You may also want to consider whether to move MySQL to a separate server (though probably not for Drupal since it tends to use the database quite heavily). And if most of your traffic is for anonymous users then it might be worth considering getting an extra server to run a caching forward proxy and/or memcached.
But extra memory on this server is probably the easiest and best solution. 512Mb isn't a lot for a combined web/MySQL server running some fairly big Drupal sites.
Upgrading will most likely solve your problems, but it might not be necessary. If you're comfortable with installing things in Linux you could:
Aegir is really nice, but not ideal if you allow (shell/ftp/php) access to the various sites by others. Read about it before you do so. There is a 'distribution' by Omega8.cc that builds Aegir/Nginx from scratch but it has a pretty radical approach and installs all sorts of other bits and pieces. I would not advise it, do stuff by hand.
In short Plesk/Apache2 is a resource-hog compared to Nginx/PHP-FPM/Aegir Throw Varnish-with-Pressflow in the mix and you will have a much smaller memory usage along with a huge speed increase. Varnish itself does not eat much resources.

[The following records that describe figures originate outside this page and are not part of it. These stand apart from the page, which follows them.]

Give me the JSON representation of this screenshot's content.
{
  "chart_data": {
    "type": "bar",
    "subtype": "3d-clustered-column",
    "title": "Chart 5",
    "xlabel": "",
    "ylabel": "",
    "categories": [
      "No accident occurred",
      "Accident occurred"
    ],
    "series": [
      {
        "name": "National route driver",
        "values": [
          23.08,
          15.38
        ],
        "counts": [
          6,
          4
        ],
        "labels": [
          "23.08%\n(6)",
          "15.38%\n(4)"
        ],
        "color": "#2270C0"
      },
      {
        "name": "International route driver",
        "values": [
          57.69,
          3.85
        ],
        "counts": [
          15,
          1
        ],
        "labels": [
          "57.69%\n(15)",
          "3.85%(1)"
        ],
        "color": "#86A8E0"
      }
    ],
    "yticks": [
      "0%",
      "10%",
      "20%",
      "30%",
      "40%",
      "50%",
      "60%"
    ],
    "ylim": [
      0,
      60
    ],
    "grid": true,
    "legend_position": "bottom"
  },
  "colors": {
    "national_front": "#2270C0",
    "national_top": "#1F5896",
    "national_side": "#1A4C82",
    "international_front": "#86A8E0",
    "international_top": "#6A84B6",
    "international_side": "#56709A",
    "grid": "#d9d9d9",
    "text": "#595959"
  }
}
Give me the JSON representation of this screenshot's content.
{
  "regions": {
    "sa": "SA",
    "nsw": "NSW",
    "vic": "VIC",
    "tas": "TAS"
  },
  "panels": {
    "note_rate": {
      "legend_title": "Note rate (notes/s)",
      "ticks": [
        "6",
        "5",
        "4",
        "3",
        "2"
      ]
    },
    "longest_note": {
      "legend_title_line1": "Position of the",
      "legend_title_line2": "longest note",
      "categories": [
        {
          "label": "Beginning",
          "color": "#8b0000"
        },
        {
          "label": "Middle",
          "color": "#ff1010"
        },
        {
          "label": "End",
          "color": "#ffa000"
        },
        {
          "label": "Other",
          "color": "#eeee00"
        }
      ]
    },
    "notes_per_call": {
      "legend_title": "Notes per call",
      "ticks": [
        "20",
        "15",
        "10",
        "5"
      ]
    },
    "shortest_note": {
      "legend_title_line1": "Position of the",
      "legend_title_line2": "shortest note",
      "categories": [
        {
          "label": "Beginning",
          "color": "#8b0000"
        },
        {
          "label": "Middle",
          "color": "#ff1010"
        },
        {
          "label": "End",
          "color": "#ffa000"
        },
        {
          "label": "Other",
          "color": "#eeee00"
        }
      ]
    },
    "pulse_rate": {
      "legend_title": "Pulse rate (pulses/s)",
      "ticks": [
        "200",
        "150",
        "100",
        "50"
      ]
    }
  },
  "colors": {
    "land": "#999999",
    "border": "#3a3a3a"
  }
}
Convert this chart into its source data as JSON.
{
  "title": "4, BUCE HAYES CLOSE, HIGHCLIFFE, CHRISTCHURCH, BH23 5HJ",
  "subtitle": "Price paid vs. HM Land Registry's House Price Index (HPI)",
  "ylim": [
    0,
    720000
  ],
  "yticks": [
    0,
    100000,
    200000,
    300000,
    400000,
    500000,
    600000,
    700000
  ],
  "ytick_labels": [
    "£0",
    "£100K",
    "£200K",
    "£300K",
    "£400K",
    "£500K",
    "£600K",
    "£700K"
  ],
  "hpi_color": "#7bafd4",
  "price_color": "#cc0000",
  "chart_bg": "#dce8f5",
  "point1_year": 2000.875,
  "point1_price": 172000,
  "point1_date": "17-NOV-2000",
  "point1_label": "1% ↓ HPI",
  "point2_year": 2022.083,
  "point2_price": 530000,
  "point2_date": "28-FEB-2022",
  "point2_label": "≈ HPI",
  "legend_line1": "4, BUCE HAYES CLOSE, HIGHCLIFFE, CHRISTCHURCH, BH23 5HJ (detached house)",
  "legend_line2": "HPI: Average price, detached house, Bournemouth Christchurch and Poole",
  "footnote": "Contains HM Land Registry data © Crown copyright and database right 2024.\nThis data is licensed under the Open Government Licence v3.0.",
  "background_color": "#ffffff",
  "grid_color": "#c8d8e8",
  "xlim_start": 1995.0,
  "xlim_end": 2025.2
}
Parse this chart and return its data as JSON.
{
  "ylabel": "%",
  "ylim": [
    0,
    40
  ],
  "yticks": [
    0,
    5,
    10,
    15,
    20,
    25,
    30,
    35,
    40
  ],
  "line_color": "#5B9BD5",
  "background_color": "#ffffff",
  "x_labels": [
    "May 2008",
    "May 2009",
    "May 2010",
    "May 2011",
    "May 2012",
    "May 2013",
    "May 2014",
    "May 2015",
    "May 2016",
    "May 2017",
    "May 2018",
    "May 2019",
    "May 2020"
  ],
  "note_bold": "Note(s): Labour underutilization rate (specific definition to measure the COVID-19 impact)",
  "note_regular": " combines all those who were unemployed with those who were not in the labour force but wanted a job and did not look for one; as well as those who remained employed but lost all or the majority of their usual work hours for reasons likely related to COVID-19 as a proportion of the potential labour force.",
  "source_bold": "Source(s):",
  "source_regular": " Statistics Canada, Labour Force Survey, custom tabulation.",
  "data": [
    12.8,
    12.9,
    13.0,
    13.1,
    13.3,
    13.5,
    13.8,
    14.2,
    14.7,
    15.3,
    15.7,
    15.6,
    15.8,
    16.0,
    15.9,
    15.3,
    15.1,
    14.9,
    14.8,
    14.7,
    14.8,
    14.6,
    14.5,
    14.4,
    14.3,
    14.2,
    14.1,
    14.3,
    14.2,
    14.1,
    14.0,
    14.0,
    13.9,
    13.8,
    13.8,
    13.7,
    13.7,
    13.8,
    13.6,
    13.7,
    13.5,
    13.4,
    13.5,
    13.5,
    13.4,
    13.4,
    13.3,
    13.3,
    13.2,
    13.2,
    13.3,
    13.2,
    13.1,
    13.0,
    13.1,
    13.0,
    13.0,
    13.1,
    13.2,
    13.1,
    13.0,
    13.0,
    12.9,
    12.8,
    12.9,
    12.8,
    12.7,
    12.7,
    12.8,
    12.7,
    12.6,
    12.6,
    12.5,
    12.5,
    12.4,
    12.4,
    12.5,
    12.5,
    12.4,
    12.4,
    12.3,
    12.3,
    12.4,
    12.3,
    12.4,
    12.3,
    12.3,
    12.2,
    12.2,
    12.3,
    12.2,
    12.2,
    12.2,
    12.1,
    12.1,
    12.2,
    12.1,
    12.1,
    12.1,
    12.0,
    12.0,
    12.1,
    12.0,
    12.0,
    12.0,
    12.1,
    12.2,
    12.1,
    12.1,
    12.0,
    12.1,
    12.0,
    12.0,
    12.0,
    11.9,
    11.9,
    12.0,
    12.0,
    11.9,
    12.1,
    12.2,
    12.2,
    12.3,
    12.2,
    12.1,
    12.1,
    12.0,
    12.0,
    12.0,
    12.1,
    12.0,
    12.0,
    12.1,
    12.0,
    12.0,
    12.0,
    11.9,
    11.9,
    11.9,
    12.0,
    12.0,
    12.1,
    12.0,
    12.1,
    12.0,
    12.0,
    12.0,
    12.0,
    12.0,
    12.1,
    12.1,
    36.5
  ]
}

Seeing that you use Virtuozo/Plesk I assume you can not uninstall your control panel. It might still be very feasonable to use Varnish and/or Nginx and simply use Apache as a backend. But I'm not sure, I'm not a control panel guy and it is very possible you can not even change the ports on which your webserver listens.
You could opt for a more do-it-yourself VPS (and not Virtuozzo/OpenVZ based if possible) and try to get Nginx et al working on that. Then migrate your sites through Aegir.